OMFS IMPATH Research Group, Department of Imaging and Pathology, Faculty of Medicine, University of Leuven and Oral & Maxillofacial Surgery, University Hospitals Leuven, KU Leuven, Kapucijnenvoer 33, 3000, Leuven, Belgium.
Department of Dentistry, Faculty of Health Sciences, Campus Universitario Darcy Ribeiro, University of Brasília, Brasília, 70910-900, Brazil.
Clin Oral Investig. 2021 Apr;25(4):2257-2267. doi: 10.1007/s00784-020-03544-6. Epub 2020 Aug 26.
To evaluate the performance of a new artificial intelligence (AI)-driven tool for tooth detection and segmentation on panoramic radiographs.
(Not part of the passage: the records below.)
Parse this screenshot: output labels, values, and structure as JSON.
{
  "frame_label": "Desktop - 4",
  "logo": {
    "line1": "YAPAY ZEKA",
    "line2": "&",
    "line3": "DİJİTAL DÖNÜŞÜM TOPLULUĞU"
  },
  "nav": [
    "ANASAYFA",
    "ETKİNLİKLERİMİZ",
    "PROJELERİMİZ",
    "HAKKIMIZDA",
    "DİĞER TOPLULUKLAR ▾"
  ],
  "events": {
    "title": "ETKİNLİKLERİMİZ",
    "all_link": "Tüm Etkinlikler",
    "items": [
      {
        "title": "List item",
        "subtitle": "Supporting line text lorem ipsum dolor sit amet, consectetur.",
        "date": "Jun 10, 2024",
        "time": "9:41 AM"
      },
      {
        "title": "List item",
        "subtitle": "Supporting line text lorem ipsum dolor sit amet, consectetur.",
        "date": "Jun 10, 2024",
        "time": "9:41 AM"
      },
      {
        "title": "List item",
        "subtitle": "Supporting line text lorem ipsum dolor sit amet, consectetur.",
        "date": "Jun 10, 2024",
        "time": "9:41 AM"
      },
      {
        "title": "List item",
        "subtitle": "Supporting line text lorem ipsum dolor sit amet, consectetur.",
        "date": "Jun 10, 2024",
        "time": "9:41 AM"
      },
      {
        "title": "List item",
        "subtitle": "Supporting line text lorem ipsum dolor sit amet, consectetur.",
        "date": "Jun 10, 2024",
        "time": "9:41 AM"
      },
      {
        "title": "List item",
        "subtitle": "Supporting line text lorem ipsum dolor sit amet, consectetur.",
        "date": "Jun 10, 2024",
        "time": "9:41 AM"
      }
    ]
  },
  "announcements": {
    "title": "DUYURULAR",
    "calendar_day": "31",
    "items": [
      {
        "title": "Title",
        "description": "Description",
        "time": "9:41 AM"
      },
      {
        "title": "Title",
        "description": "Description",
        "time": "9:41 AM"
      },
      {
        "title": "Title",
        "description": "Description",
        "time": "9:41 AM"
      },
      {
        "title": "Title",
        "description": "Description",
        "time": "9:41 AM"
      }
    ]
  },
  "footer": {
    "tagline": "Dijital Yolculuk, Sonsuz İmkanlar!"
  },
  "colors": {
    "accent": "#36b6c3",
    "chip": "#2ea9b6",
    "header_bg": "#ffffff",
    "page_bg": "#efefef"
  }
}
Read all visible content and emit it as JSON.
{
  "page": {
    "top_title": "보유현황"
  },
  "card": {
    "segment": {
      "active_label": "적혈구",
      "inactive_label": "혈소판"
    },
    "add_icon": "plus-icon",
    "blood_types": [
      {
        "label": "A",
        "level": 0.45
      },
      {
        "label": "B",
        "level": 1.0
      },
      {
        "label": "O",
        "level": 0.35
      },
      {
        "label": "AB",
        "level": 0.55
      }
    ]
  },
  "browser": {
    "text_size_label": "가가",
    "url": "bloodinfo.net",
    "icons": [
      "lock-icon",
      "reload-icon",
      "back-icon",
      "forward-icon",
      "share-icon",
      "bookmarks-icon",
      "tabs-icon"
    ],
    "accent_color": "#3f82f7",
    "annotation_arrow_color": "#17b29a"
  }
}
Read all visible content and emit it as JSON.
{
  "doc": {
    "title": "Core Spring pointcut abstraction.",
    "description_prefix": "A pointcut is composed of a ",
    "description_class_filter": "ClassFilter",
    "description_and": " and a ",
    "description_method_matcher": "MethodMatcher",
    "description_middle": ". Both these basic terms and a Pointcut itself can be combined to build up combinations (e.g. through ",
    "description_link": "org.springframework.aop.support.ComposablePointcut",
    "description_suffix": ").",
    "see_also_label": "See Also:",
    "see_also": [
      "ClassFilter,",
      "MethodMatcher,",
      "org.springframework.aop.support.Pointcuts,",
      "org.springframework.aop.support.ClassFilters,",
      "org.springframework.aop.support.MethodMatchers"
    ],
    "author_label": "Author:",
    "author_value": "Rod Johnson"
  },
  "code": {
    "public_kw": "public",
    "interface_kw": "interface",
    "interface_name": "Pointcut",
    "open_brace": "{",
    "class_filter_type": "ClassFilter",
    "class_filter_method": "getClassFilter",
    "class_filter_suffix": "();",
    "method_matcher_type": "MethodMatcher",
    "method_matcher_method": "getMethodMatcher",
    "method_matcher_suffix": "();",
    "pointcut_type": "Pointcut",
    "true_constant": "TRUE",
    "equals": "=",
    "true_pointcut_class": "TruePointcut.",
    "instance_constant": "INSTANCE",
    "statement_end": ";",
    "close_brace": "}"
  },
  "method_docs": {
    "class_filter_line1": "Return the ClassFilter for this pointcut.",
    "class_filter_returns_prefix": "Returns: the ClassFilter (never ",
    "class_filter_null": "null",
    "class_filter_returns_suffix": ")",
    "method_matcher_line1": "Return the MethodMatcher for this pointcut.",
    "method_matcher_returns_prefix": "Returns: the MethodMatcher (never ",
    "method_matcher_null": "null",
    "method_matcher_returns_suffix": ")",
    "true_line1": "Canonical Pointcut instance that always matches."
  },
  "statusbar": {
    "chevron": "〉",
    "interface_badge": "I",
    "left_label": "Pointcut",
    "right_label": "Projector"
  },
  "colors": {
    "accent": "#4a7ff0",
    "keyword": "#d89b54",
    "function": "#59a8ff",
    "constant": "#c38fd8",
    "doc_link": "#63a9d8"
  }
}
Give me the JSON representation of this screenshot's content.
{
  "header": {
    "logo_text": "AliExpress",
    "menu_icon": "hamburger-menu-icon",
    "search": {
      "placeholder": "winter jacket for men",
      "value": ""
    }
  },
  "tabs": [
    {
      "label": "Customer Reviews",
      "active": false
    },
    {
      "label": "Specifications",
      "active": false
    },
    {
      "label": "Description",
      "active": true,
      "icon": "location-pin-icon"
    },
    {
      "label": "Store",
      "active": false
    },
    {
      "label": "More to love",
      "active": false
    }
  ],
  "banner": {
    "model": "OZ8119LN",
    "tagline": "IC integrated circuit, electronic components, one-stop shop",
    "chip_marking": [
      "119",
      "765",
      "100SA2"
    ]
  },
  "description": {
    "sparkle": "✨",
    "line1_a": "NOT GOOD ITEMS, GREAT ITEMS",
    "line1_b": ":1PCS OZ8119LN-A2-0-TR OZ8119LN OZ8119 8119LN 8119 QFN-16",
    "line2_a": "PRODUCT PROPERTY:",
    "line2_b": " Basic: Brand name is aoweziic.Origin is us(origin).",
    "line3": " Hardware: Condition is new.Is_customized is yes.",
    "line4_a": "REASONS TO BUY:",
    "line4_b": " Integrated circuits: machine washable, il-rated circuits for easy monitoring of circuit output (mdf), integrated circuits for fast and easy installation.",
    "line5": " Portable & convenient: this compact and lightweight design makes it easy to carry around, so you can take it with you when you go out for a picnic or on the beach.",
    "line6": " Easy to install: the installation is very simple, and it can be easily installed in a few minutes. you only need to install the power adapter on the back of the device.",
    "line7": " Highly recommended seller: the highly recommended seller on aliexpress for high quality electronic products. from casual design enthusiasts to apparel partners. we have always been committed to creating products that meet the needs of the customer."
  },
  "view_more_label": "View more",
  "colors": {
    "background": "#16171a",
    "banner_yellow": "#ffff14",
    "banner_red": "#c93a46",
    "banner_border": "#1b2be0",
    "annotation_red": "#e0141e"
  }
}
In total, 153 radiographs were collected. A dentomaxillofacial radiologist labeled and segmented each tooth, serving as the ground truth. Class-agnostic crops with one tooth resulted in 3576 training teeth. The AI-driven tool combined two deep convolutional neural networks with expert refinement. Accuracy of the system to detect and segment teeth was the primary outcome, time analysis secondary. The Kruskal-Wallis test was used to evaluate differences of performance metrics among teeth groups and different devices and chi-square test to verify associations among the amount of corrections, presence of false positive and false negative, and crown and root parts of teeth with potential AI misinterpretations.
The system achieved a sensitivity of 98.9% and a precision of 99.6% for tooth detection. For segmenting teeth, lower canines presented best results with the following values for intersection over union, precision, recall, F1-score, and Hausdorff distances: 95.3%, 96.9%, 98.3%, 97.5%, and 7.9, respectively. Although still above 90%, segmentation results for both upper and lower molars were somewhat lower. The method showed a clinically significant reduction of 67% of the time consumed for the manual.
The AI tool yielded a highly accurate and fast performance for detecting and segmenting teeth, faster than the ground truth alone.
An innovative clinical AI-driven tool showed a faster and more accurate performance to detect and segment teeth on panoramic radiographs compared with manual segmentation.
评估一种新的人工智能(AI)驱动的工具在全景片上检测和分割牙齿的性能。
共采集了 153 张射线照片。一位口腔颌面放射科医生对每颗牙齿进行标记和分割,作为基准。生成的具有一个牙齿的无类别作物共有 3576 个训练牙齿。AI 驱动的工具结合了两个深度卷积神经网络和专家精修。系统检测和分割牙齿的准确性是主要结果,时间分析是次要结果。Kruskal-Wallis 检验用于评估不同牙齿组和不同设备之间的性能指标差异,卡方检验用于验证与潜在 AI 误判相关的校正量、假阳性和假阴性的存在、以及牙齿的冠和根部分之间的关系。
该系统在牙齿检测方面达到了 98.9%的灵敏度和 99.6%的精度。对于牙齿分割,下尖牙的结果最佳,其交并比、精度、召回率、F1 得分和 Hausdorff 距离分别为 95.3%、96.9%、98.3%、97.5%和 7.9。虽然仍然高于 90%,但上下磨牙的分割结果略低。该方法显著减少了 67%的手动分割时间。
AI 工具在检测和分割牙齿方面表现出高度准确和快速的性能,比基准单独使用更快。
一种创新的临床 AI 驱动工具在检测和分割全景片上的牙齿方面表现出比手动分割更快、更准确的性能。